Would we have heard of RoW if the guitar player in question was not Jacky from Framtid and Crust War? Probably not. After all, the recording was never released, not even as a demo, and therefore very few people would have even been aware of RoW at the time (especially since Jacky was also then involved in a real band, Asphyxia, whose demo would too be reissued in the 00's). Except that Jacky found the recording by chance years after that and sent it to Kawakami (from Disclose you dimwit) "just for fun". It made sense that he liked the recording, since after all it was made up of raw, distorted and primitive d-beat punk songs, not dissimilar to what Kawakami was trying to do exactly at the same time, great minds thinking alike and all that. Then the recording was sent to John from No Fucker, who thought of releasing it but eventually did not, and it finally saw the light of day on a proper Ep in 2013 thanks to Not Very Nice Records, a US label responsible for other noizy stuff from the likes of Chaos Destroy, Scum or Rotozaza. 



I will not beat around the bush: in order to appreciate this Ep, you already have to be really into raw d-beat. If a friend wants to get to know d-beat music better, asks you for help and you end up playing RoW, then you can be sure that he or she will never get into it. If that was your initial intention, well done mate, that person will probably never ask you for musical recommendations ever, but if you wanted to make a convert, then you are just a bad punk. Let's face it, this is a very rough recording, even if in a good way. Some badgers' arses are softer than that.
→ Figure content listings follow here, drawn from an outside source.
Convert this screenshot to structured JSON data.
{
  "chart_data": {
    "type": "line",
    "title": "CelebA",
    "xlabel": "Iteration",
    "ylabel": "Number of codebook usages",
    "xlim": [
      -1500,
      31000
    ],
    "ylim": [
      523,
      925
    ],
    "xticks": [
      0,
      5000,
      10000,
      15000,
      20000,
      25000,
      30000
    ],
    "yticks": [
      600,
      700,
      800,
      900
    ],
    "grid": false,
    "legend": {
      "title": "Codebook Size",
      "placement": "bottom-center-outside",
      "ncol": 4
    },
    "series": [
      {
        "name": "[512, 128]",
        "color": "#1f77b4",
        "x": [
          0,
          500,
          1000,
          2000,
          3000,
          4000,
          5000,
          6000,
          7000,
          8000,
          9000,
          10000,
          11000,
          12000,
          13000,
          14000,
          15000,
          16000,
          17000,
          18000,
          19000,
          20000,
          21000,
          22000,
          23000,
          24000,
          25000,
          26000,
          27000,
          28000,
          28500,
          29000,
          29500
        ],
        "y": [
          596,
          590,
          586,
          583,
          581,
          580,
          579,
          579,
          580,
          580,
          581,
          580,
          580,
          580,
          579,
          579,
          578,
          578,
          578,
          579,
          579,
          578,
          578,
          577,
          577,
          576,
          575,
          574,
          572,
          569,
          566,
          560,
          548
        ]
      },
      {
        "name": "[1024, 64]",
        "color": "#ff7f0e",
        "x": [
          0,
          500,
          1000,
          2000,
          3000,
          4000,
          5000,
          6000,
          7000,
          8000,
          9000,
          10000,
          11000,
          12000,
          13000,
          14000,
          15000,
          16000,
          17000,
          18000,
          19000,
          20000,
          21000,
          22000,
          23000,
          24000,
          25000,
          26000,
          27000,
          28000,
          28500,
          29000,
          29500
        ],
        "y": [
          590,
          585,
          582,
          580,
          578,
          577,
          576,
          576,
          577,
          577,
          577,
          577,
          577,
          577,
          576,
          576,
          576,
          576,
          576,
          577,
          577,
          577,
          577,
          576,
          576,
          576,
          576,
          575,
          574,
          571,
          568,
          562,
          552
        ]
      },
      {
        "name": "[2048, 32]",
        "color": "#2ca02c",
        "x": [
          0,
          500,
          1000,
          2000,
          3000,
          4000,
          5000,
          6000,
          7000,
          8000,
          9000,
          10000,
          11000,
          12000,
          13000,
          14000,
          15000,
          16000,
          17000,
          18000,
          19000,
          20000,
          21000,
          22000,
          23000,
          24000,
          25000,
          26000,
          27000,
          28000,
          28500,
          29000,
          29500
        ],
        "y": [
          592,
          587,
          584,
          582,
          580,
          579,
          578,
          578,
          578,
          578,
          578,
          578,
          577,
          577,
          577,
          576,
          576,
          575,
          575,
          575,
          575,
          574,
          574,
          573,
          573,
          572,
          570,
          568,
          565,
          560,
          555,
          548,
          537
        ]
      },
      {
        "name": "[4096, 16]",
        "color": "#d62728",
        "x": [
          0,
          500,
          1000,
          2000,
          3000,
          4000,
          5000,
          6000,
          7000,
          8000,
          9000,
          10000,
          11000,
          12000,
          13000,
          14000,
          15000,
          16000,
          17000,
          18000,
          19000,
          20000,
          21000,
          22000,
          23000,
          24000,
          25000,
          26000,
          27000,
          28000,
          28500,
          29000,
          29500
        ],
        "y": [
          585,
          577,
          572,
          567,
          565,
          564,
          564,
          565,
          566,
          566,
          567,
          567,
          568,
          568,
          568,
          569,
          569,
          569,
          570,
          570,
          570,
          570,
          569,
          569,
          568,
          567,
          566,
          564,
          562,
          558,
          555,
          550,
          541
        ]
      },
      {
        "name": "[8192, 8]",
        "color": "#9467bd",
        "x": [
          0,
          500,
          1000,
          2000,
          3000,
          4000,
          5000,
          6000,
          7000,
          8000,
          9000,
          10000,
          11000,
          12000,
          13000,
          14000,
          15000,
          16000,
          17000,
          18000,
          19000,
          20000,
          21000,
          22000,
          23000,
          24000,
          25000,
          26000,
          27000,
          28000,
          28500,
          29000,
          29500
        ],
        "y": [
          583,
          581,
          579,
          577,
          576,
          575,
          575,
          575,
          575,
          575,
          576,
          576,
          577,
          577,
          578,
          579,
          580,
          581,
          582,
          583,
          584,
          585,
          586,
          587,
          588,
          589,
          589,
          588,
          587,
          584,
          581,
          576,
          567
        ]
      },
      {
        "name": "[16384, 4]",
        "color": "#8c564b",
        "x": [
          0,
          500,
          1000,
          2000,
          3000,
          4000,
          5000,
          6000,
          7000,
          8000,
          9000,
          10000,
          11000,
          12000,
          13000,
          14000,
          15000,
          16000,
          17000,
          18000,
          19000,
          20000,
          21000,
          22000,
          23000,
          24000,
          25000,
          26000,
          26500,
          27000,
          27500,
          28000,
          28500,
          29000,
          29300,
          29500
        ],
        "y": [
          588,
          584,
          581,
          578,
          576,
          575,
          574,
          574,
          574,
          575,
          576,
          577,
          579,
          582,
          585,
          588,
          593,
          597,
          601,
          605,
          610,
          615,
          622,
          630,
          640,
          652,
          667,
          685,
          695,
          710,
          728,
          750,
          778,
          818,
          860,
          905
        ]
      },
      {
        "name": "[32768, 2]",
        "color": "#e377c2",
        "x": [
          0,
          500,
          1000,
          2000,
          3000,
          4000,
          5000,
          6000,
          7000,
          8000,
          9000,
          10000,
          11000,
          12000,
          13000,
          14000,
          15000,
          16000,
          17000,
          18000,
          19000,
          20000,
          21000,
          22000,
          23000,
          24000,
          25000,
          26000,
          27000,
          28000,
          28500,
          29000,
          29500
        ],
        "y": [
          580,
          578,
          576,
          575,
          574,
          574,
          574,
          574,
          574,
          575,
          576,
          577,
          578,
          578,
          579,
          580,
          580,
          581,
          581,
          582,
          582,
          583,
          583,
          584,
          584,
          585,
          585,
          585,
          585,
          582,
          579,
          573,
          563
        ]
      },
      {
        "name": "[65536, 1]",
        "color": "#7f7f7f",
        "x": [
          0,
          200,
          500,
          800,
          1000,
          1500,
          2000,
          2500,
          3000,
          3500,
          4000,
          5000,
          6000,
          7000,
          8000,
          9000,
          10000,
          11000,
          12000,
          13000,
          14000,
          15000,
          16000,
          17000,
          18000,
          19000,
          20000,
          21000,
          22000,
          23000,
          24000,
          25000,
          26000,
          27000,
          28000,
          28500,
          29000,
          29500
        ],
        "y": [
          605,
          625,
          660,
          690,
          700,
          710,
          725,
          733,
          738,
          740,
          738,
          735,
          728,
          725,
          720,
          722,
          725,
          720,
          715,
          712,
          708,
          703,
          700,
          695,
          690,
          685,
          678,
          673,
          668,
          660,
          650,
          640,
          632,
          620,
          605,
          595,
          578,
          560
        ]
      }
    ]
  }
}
But then, it was basically a recording of a first rehearsal done by two teenage punks, with no bass guitar, so all in all, the result is really not that bad. The sound quality aside, it is pretty fascinating to hear the obsession for Discharge and Discharge-loving hardcore that made the basis for RoW and in that light, they were right on time for the real start of the 90's d-beat explosion and their referring to Disaster as an influence is significant as it points to a second degree Discharge-loving influence and not just Discharge which means that they thrived for a "just like Discharge" sound while emulating prior talented copyists in the process, meaning that RoW was as much about the love for Dis(charge) than about Discharge in flesh and boooones (do you copy?). Because of obvious technical limitations, it is difficult to say if the rawness of the end product was intentional and how much would they have polished the sound if given the chance. Similarly, I wonder if the primitiveness of the songwriting and the directness of the riffs (for instance) were totally conditioned by the time limit or if they denoted a will to play stripped down, pure, quintessential Discharge music. I suppose the answer lies somewhere in the middle.  
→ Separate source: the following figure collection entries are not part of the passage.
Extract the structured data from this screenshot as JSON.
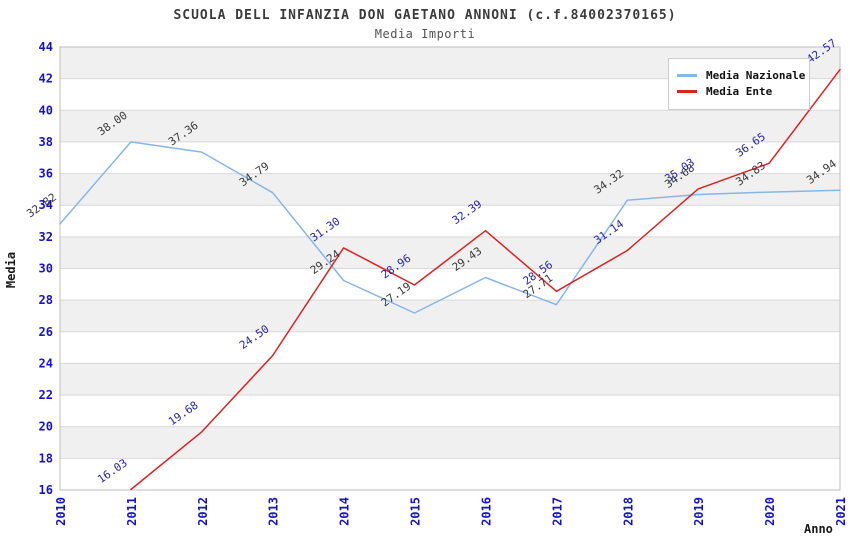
{
  "page": {
    "window_title": "Media Importi chart"
  },
  "colors": {
    "nazionale_line": "#85b7e8",
    "ente_line": "#dd2222",
    "axis_tick_label": "#1414cc",
    "nazionale_point_label": "#3a3a3a",
    "ente_point_label": "#2525b5",
    "band": "#f0f0f0",
    "grid": "#d9d9d9",
    "plot_border": "#bfbfbf"
  },
  "chart_data": {
    "type": "line",
    "title": "SCUOLA DELL INFANZIA DON GAETANO ANNONI (c.f.84002370165)",
    "subtitle": "Media Importi",
    "xlabel": "Anno",
    "ylabel": "Media",
    "x": [
      "2010",
      "2011",
      "2012",
      "2013",
      "2014",
      "2015",
      "2016",
      "2017",
      "2018",
      "2019",
      "2020",
      "2021"
    ],
    "series": [
      {
        "name": "Media Nazionale",
        "color": "#85b7e8",
        "label_color": "#3a3a3a",
        "values": [
          32.82,
          38.0,
          37.36,
          34.79,
          29.24,
          27.19,
          29.43,
          27.71,
          34.32,
          34.68,
          34.83,
          34.94
        ]
      },
      {
        "name": "Media Ente",
        "color": "#dd2222",
        "label_color": "#2525b5",
        "values": [
          null,
          16.03,
          19.68,
          24.5,
          31.3,
          28.96,
          32.39,
          28.56,
          31.14,
          35.03,
          36.65,
          42.57
        ]
      }
    ],
    "ylim": [
      16,
      44
    ],
    "ytick_step": 2,
    "grid": true,
    "banded_background": true,
    "legend_position": "top-right",
    "label_decimals": 2
  }
}
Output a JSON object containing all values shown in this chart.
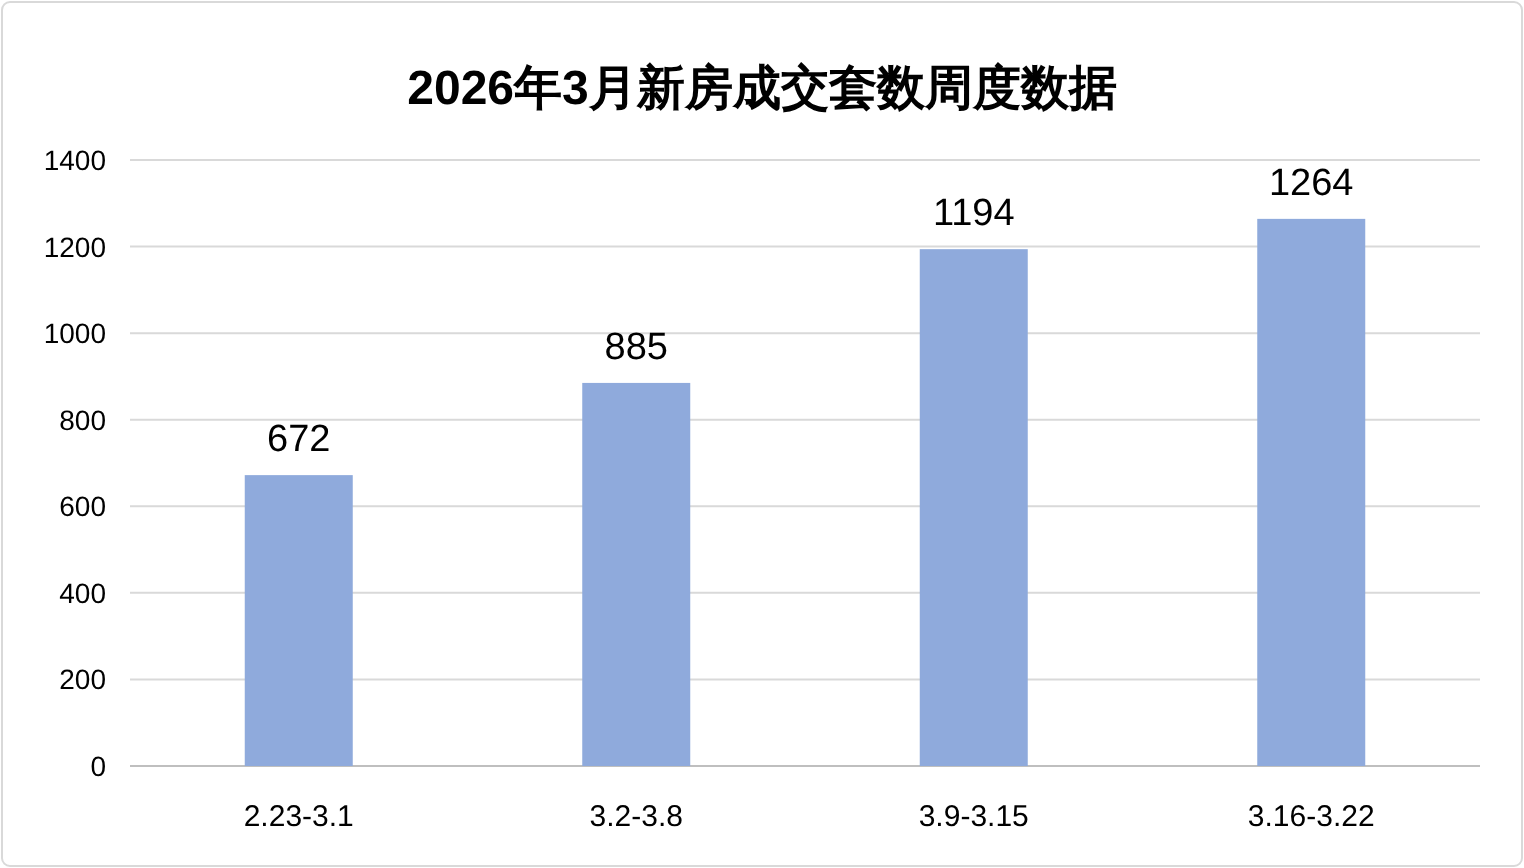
{
  "chart_data": {
    "type": "bar",
    "title": "2026年3月新房成交套数周度数据",
    "categories": [
      "2.23-3.1",
      "3.2-3.8",
      "3.9-3.15",
      "3.16-3.22"
    ],
    "values": [
      672,
      885,
      1194,
      1264
    ],
    "color": "#8faadc",
    "ylim": [
      0,
      1400
    ],
    "yticks": [
      0,
      200,
      400,
      600,
      800,
      1000,
      1200,
      1400
    ],
    "grid": "y",
    "data_labels": true
  }
}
I personally do not mind the raw rehearsal sound (after all I have raved about Gutrot and even Eat Shit on Terminal Sound Nuisance) and in addition to early Discharge and Disaster, I am reminded of genuinely raw early discharge-y bands like Subversion, Violent Uprising or even Diatribe, of demo era Doom instead of Sore Throat (the opening of "Doombastards" leaves little room for doubt), and of Disclose of course, especially in the vocal tone, but the similarity is unintentional, if not anachronistic. As I said, the guitar riffs are very simple, direct and aggressive and the d-beat is very pure and, dare I say it, innocent. I just love how the singer introduces the band at the start and then at the end says "Thank you, good night" as if it were a proper gig. It just sounds adorable especially when you put in perspective with the barrage of raw noise that just hit you. RoW sound almost refreshing for their genuine and youthful version of the raw and distorted d-beat, they sound like the lost paradise, essentially prelapsarian, unspoilt by the massive coming trend, symbolical of a time when the name "Realities of War" referred also to Discharge and not just to the whole d-beat phenomenon. It does sound a bit corny to our jaded ears nowadays but that's because we have become cynical bastards.



This is for the true lovers of the D. Seven songs, five of which are untitled. This noize kills posers and can therefore be used as a repellent.